After 11 years of reforms report finds problems persist in state child welfare system

Mar 15, 2019

State officials were in court on Wednesday responding to reports about ongoing problems with Michigan’s child welfare system.


Reforms have been underway since 2008. That’s when an advocacy group, Children’s Rights, settled a suit against the state alleging the child welfare system put kids at risk because of poor management and underfunding.

The latest monitoring report, which covers 2017, found that the state continued to fail on multiple court ordered benchmarks. One finding was that over 1,200 children experienced repeat incidences of abuse or neglect in 2017, an increase from the year before.

Bob Wheaton is a spokesperson for the Michigan Department of Health and Human Services.

“Our Director Robert Gordon in court fully acknowledged that our department can and must do better by children and families that are involved in the state’s child welfare system.”

Wheaton said of particular concern were the findings that even children in the state’s foster care system were experiencing abuse.
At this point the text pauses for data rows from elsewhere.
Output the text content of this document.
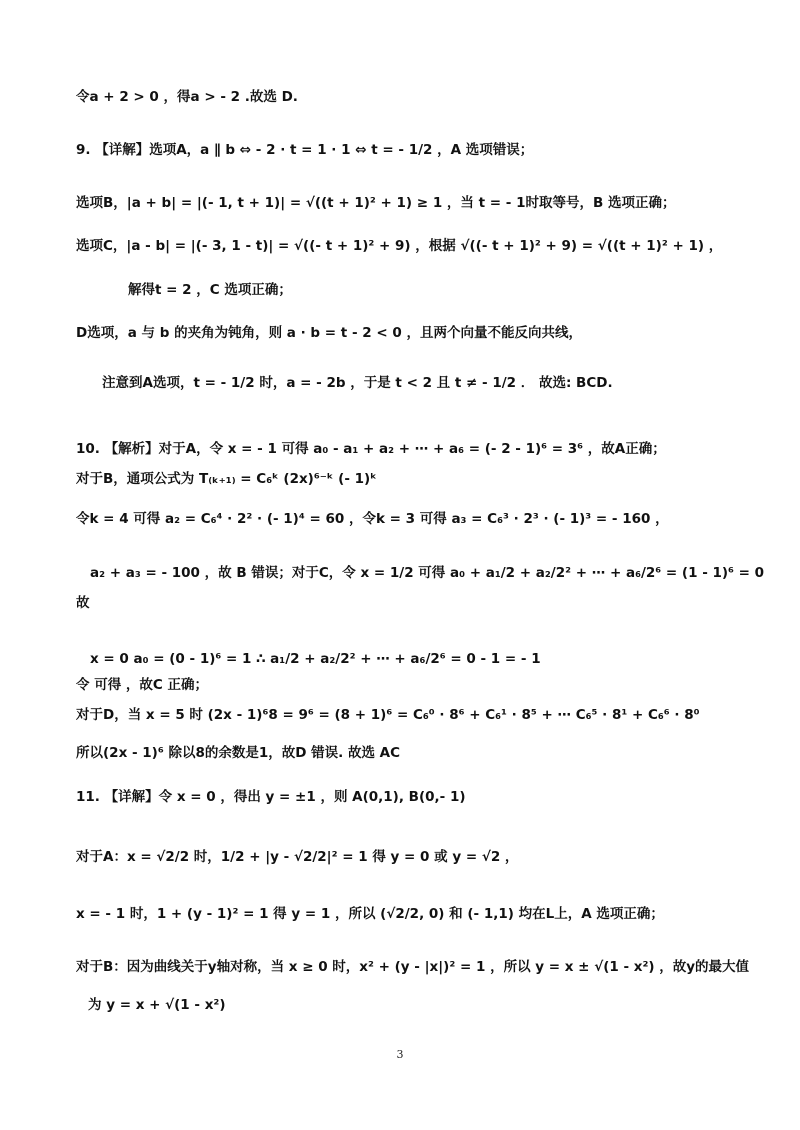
令a + 2 > 0 ，得a > - 2 .故选 D.
9. 【详解】选项A，a ∥ b ⇔ - 2 · t = 1 · 1 ⇔ t = - 1/2 ，A 选项错误；
选项B，|a + b| = |(- 1, t + 1)| = √((t + 1)² + 1) ≥ 1 ，当 t = - 1时取等号，B 选项正确；
选项C，|a - b| = |(- 3, 1 - t)| = √((- t + 1)² + 9) ，根据 √((- t + 1)² + 9) = √((t + 1)² + 1) ，
解得t = 2 ，C 选项正确；
D选项，a 与 b 的夹角为钝角，则 a · b = t - 2 < 0 ，且两个向量不能反向共线，
注意到A选项，t = - 1/2 时，a = - 2b ，于是 t < 2 且 t ≠ - 1/2 ． 故选: BCD.
10. 【解析】对于A，令 x = - 1 可得 a₀ - a₁ + a₂ + ⋯ + a₆ = (- 2 - 1)⁶ = 3⁶ ，故A正确；
对于B，通项公式为 T₍ₖ₊₁₎ = C₆ᵏ (2x)⁶⁻ᵏ (- 1)ᵏ
令k = 4 可得 a₂ = C₆⁴ · 2² · (- 1)⁴ = 60 ，令k = 3 可得 a₃ = C₆³ · 2³ · (- 1)³ = - 160 ，
a₂ + a₃ = - 100 ，故 B 错误；对于C，令 x = 1/2 可得 a₀ + a₁/2 + a₂/2² + ⋯ + a₆/2⁶ = (1 - 1)⁶ = 0
故
x = 0 a₀ = (0 - 1)⁶ = 1 ∴ a₁/2 + a₂/2² + ⋯ + a₆/2⁶ = 0 - 1 = - 1
令 可得 ，故C 正确；
对于D，当 x = 5 时 (2x - 1)⁶8 = 9⁶ = (8 + 1)⁶ = C₆⁰ · 8⁶ + C₆¹ · 8⁵ + ⋯ C₆⁵ · 8¹ + C₆⁶ · 8⁰
所以(2x - 1)⁶ 除以8的余数是1，故D 错误. 故选 AC
11. 【详解】令 x = 0 ，得出 y = ±1 ，则 A(0,1), B(0,- 1)
对于A：x = √2/2 时，1/2 + |y - √2/2|² = 1 得 y = 0 或 y = √2 ，
x = - 1 时，1 + (y - 1)² = 1 得 y = 1 ，所以 (√2/2, 0) 和 (- 1,1) 均在L上，A 选项正确；
对于B：因为曲线关于y轴对称，当 x ≥ 0 时，x² + (y - |x|)² = 1 ，所以 y = x ± √(1 - x²) ，故y的最大值
为 y = x + √(1 - x²)
3
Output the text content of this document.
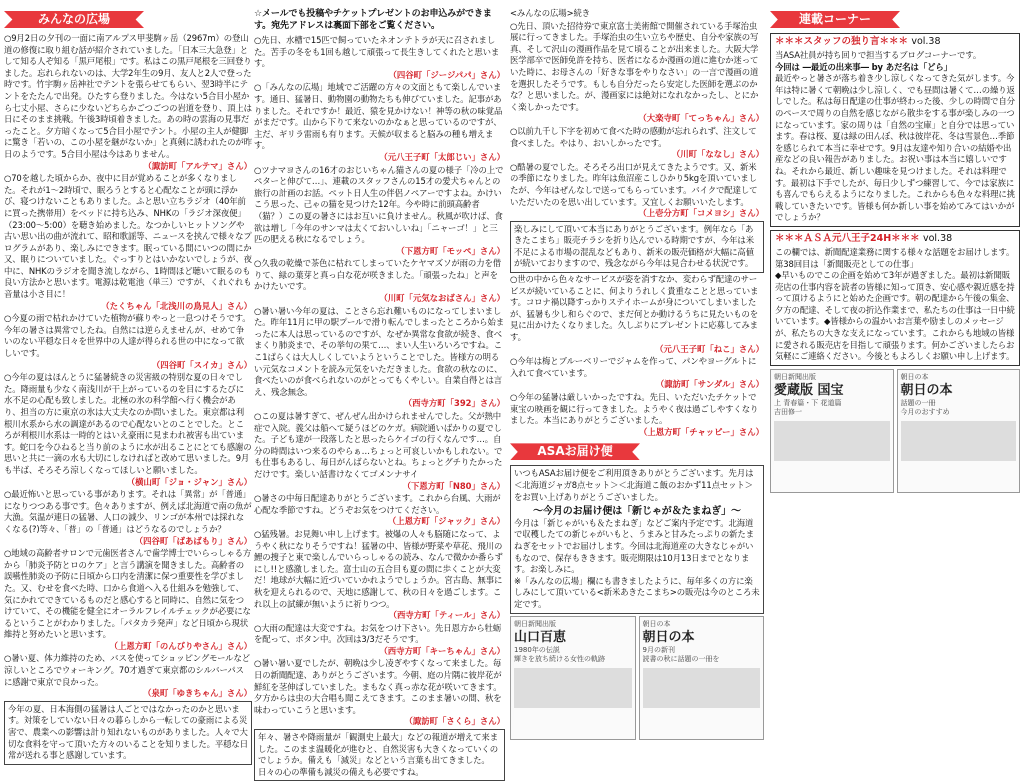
みんなの広場
○9月2日の夕刊の一面に南アルプス甲斐駒ヶ岳（2967m）の登山道の修復に取り組む話が紹介されていました。「日本三大急登」として知る人ぞ知る「黒戸尾根」です。私はこの黒戸尾根を三回登りました。忘れられないのは、大学2年生の9月、友人と2人で登った時です。竹宇駒ヶ岳神社でテントを張らせてもらい、翌3時半にテントをたたんで出発。ひたすら登りました。今はない5合目小屋から七丈小屋、さらに少ないどちらかごつごつの岩道を登り、頂上は日にそのまま挑戦。午後3時頃着きました。あの時の雲海の見事だったこと。夕方暗くなって5合目小屋でテント。小屋の主人が健脚に驚き「若いの、この小屋を継がないか」と真剣に誘われたのが昨日のようです。5合目小屋は今はありません。
（諏訪町「アルテマ」さん）
○70を越した頃からか、夜中に目が覚めることが多くなりました。それが1～2時頃で、眠ろうとすると心配なことが頭に浮かび、寝つけないこともありました。ふと思い立ちラジオ（40年前に買った携帯用）をベッドに持ち込み、NHKの「ラジオ深夜便」（23:00～5:00）を聴き始めました。なつかしいヒットソングや古い思い出の曲が流れて、昭和歌謡等、ニュースを挟んで様々なプログラムがあり、楽しみにできます。眠っている間にいつの間にか又、眠りについていました。ぐっすりとはいかないでしょうが、夜中に、NHKのラジオを聞き流しながら、1時間ほど聴いて眠るのも良い方法かと思います。電源は乾電池（単三）ですが、くれぐれも音量は小さ目に！
（たくちゃん「北浅川の鳥見人」さん）
○今夏の雨で枯れかけていた植物が蘇りやっと一息つけそうです。今年の暑さは異常でしたね。自然には逆らえませんが、せめて争いのない平穏な日々を世界中の人達が得られる世の中になって欲しいです。
（四谷町「スイカ」さん）
○今年の夏はほんとうに猛暑続きの災害級の特別な夏の日々でした。降雨量も少なく南浅川が干上がっているのを目にするたびに水不足の心配も致しました。北極の氷の科学館へ行く機会があり、担当の方に東京の氷は大丈夫なのか問いました。東京都は利根川水系から水の調達があるので心配ないとのことでした。ところが利根川水系は一時的とはいえ豪雨に見まわれ被害も出ています。蛇口を今ひねると当り前のように水が出ることにとても感謝の思いと共に一滴の水も大切にしなければと改めて思いました。9月も半ば、そろそろ涼しくなってほしいと願いました。
（横山町「ジョ・ジャン」さん）
○最近怖いと思っている事があります。それは「異常」が「普通」になりつつある事です。色々ありますが、例えば北海道で南の魚が大漁。気温が連日の猛暑、人口の減少、リンゴが本州では採れなくなる(?)等々、「普」の「普通」はどうなるのでしょうか？
（四谷町「ばあばもり」さん）
○地域の高齢者サロンで元歯医者さんで歯学博士でいらっしゃる方から「肺炎予防とロのケア」と言う講演を聞きました。高齢者の誤嚥性肺炎の予防に日頃から口内を清潔に保つ重要性を学びました。又、むせを食べた時、口から食道へ入る仕組みを勉強して、気にかれてできているものだと感心すると同時に、自然に気をつけていて、その機能を健全にオーラルフレイルチェックが必要になるということがわかりました。「パタカラ発声」など日頃から現状維持と努めたいと思います。
（上恩方町「のんびりやさん」さん）
○暑い夏、体力維持のため、バスを使ってショッピングモールなど涼しいところでウォーキング。70才過ぎて東京都のシルバーパスに感謝で東京で良かった。
（泉町「ゆきちゃん」さん）
今年の夏、日本海側の猛暑は人ごとではなかったのかと思います。対策をしていない日々の暮らしから一転しての豪雨による災害で、農業への影響は計り知れないものがありました。人々で大切な食料を守って頂いた方々のいることを知りました。平穏な日常が送れる事と感謝しています。
☆メールでも投稿やチケットプレゼントのお申込みができます。宛先アドレスは裏面下部をご覧ください。
○先日、水槽で15匹で飼っていたネオンテトラが天に召されました。苦手の冬をも1回も越して頑張って長生きしてくれたと思います。
（四谷町「ジージパパ」さん）
○「みんなの広場」地域でご活躍の方々の文面ともて楽しんでいます。通日、猛暑日、動物園の動物たちも伸びていました。記事がありました。それですか！最近、猿を見かけない！神等の秋の味覚品がまだです。山から下りて来ないのかなぁと思っているのですが、主だ、ギリラ雷雨も有ります。天候が収まると脳みの種も増えます。
（元八王子町「太郎じい」さん）
○ツナマヨさんの16才のおじいちゃん猫さんの夏の様子「冷の上でペターと伸びて…」、連載のスタッフさんの15才の愛犬ちゃんとの旅行の計画のお話。ペット日人生の伴侶ノペアーですよね。かけいこう思った、己ゃの猫を見つけた12年。今や時に前頭高齢者（猫？）この夏の暑さにはお互いに負けません。秋風が吹けば、食欲は増し「今年のサンマは太くておいしいね」「ニャーゴ！」と三匹の肥える秋になるでしょう。
（下恩方町「モッペ」さん）
○久我の乾燥で茶色に枯れてしまっていたケヤマズソが雨の力を借りて、緑の葉芽と真っ白な花が咲きました。「頑張ったね」と声をかけたいです。
（川町「元気なおばさん」さん）
○暑い暑い今年の夏は、ことさら忘れ難いものになってしまいました。昨年11月に甲の駅プールで滑り転んでしまったところから始まったに本人は思っているのですが、なぜか異常な食欲が続き、食べまくり肺炎まで、その挙句の果て…、まい人生いろいろですね。ここ1ぱらくは大人しくしていようということでした。皆様方の明るい元気なコメントを読み元気をいただきました。食欲の秋なのに、食べたいのが食べられないのがとってもくやしい。自業自得とは言え、残念無念。
（西寺方町「392」さん）
○この夏は暑すぎて、ぜんぜん出かけられませんでした。父が熱中症で入院。義父は船へて疑うほどのケガ。病院通いばかりの夏でした。子ども達が一段落したと思ったらケイゴの行くなんです…。自分の時間はいつ来るのやらぁ…ちょっと可哀しいかもしれない。でも仕事もあるし、毎日がんばらないとね。ちょっとグチりたかっただけです。楽しい話書けなくてゴメンナサイ
（下恩方町「N80」さん）
○暑さの中毎日配達ありがとうございます。これから台風、大雨が心配な季節ですね。どうぞお気をつけてください。
（上恩方町「ジャック」さん）
○猛残暑。お見舞い申し上げます。被爆の人々も脳随になって、ようやく秋になりそうですね！猛暑の中、皆様が野菜や草花、飛川の鯉の捜子と東で楽しんでいらっしゃるの読み、なんで微かか番らずにし!!と感激しました。富士山の五合目も夏の間に歩くことが大変だ！地球が大幅に近づいていかれようでしょうか。宮古島、無事に秋を迎えられるので、天地に感謝して、秋の日々を過ごします。これ以上の試練が無いように祈りつつ。
（西寺方町「ティール」さん）
○大雨の配達は大変ですね。お気をつけ下さい。先日恩方から牡蛎を配って、ボタン中。次回は3/3だそうです。
（西寺方町「キーちゃん」さん）
○暑い暑い夏でしたが、朝晩は少し凌ぎやすくなって来ました。毎日の新聞配達、ありがとうございます。今朝、庭の片隅に彼岸花が鮮紅を茎伸ばしていました。まもなく真っ赤な花が咲いてきます。夕方からは虫の大合唱も聞こえてきます。このまま暑いの間、秋を味わっていこうと思います。
（諏訪町「さくら」さん）
年々、暑さや降雨量が「観測史上最大」などの報道が増えて来ました。このまま温暖化が進むと、自然災害も大きくなっていくのでしょうか。備えも「減災」などという言葉も出てきました。日々の心の準備も減災の備えも必要ですね。
<みんなの広場>続き
○先日、頂いた招待券で東京富士美術館で開催されている手塚治虫展に行ってきました。手塚治虫の生い立ちや歴史、自分や家族の写真、そして沢山の漫画作品を見て頃ることが出来ました。大阪大学医学部卒で医師免許を持ち、医者になるか漫画の道に進むか迷っていた時に、お母さんの「好きな事をやりなさい」の一言で漫画の道を選択したそうです。もしも自分だったら安定した医師を選ぶのかな？と思いました。が、漫画家には絶対になれなかったし、とにかく楽しかったです。
（大楽寺町「てっちゃん」さん）
○以前九千し下字を初めて食べた時の感動が忘れられず、注文して食べました。やはり、おいしかったです。
（川町「ななし」さん）
○酷暑の夏でした。そろそろ出口が見えてきたようです。又、新米の季節になりました。昨年は魚沼産こしひかり5kgを頂いていましたが、今年はぜんなしで送ってもらっています。バイクで配達していただいたのを思い出しています。又宜しくお願いいたします。
（上壱分方町「コメヨシ」さん）
楽しみにして頂いて本当にありがとうございます。例年なら「あきたこまち」販売チラシを折り込んでいる時期ですが、今年は米不足による市場の混乱などもあり、新米の販売価格が大幅に高値が続いておりますので、残念ながら今年は見合わせる状況です。
○世の中から色々なサービスが姿を消すなか、変わらず配達のサービスが続いていることに、何よりうれしく貴重なことと思っています。コロナ禍以降すっかりステイホームが身についてしまいましたが、猛暑も少し和らぐので、まだ何とか動けるうちに見たいものを見に出かけたくなりました。久しぶりにプレゼントに応募してみます。
（元八王子町「ねこ」さん）
○今年は梅とブルーベリーでジャムを作って、パンやヨーグルトに入れて食べています。
（諏訪町「サンダル」さん）
○今年の猛暑は厳しいかったですね。先日、いただいたチケットで東宝の映画を観に行ってきました。ようやく夜は過ごしやすくなりました。本当にありがとうございました。
（上恩方町「チャッピー」さん）
ASAお届け便
いつもASAお届け便をご利用頂きありがとうございます。先月は＜北海道ジャガ8点セット＞＜北海道こ飯のおかず11点セット＞をお買い上げありがとうございました。
〜今月のお届け便は「新じゃが＆たまねぎ」〜
今月は「新じゃがいも＆たまねぎ」などご案内予定です。北海道で収穫したての新じゃがいもと、うまみと甘みたっぷりの新たまねぎをセットでお届けします。今回は北海道産の大きなじゃがいもなので、保存もききます。販売期限は10月13日までとなります。お楽しみに。
※「みんなの広場」欄にも書きましたように、毎年多くの方に楽しみにして頂いている<新米あきたこまち>の販売は今のところ未定です。
朝日新聞出版
山口百恵
1980年の伝説
輝きを放ち続ける女性の軌跡
朝日の本
朝日の本
9月の新刊
読書の秋に話題の一冊を
連載コーナー
＊＊＊スタッフの独り言＊＊＊ vol.38
当ASA社員が持ち回りで担当するブログコーナーです。
今回は ―最近の出来事― by あだ名は「どら」
最近やっと暑さが落ち着き少し涼しくなってきた気がします。今年は特に暑くて朝晩は少し涼しく、でも昼間は暑くて…の繰り返しでした。私は毎日配達の仕事が終わった後、少しの時間で自分のペースで周りの自然を感じながら散歩をする事が楽しみの一つになっています。家の周りは「自然の宝庫」と自分では思っています。春は桜、夏は緑の田んぼ、秋は彼岸花、冬は雪景色…季節を感じられて本当に幸せです。9月は友達や知り合いの結婚や出産などの良い報告がありました。お祝い事は本当に嬉しいですね。それから最近、新しい趣味を見つけました。それは料理です。最初は下手でしたが、毎日少しずつ練習して、今では家族にも喜んでもらえるようになりました。これからも色々な料理に挑戦していきたいです。皆様も何か新しい事を始めてみてはいかがでしょうか？
＊＊＊ＡＳＡ元八王子24H＊＊＊ vol.38
この欄では、新聞配達業務に関する様々な話題をお届けします。第38回目は「新聞販売としての仕事」
◆早いものでこの企画を始めて3年が過ぎました。最初は新聞販売店の仕事内容を読者の皆様に知って頂き、安心感や親近感を持って頂けるようにと始めた企画です。朝の配達から午後の集金、夕方の配達、そして夜の折込作業まで、私たちの仕事は一日中続いています。◆皆様からの温かいお言葉や励ましのメッセージが、私たちの大きな支えになっています。これからも地域の皆様に愛される販売店を目指して頑張ります。何かございましたらお気軽にご連絡ください。今後ともよろしくお願い申し上げます。
朝日新聞出版
愛蔵版 国宝
上 青春篇・下 花道篇
吉田修一
朝日の本
朝日の本
話題の一冊
今月のおすすめ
He said the state is already in the process of increasing oversight of abuse and neglect complaints.

A separate assessment of the state’s data system used to manage Michigan child welfare cases has found an “unmanageable backlog of defects.”

Among other findings the assmessent found that the Michigan Automated Child Welfare Information System, or MiSACWIS, led to the undercounting of children in foster care who were neglected or abused.

MiSACWIS has cost the state $231 million dollars since it went online in 2014. Officials say funding for the system came from both federal and state dollars. The program was implemented by the Michigan Department of Technology and Budget and a private vendor.

Wheaton said the department acknowledges problems with the system. A judge has given the state until June 27th to decide whether to scrap the system or try to salvage it.

“At this point it would be premature to say whether the solution is replacing the system or fixing the system. That’s what we’re going to be taking a look at.”

Wheaton added that the MiSACWIS is not the sole cause of the problems within the child welfare system.

Samantha Bartosz is the lead counsel representing Children’s Rights on the case. She said the state was making improvements but those seem to have stalled during the Snyder administration.

“The reform efforts started to go into a state of paralysis and even retreat. We see in this most recent monitoring report some difficult results for kids.”

But, Bartosz said she has met with the new head of the Department of Health and Human Services and she said they seem sincere about working to make improvements.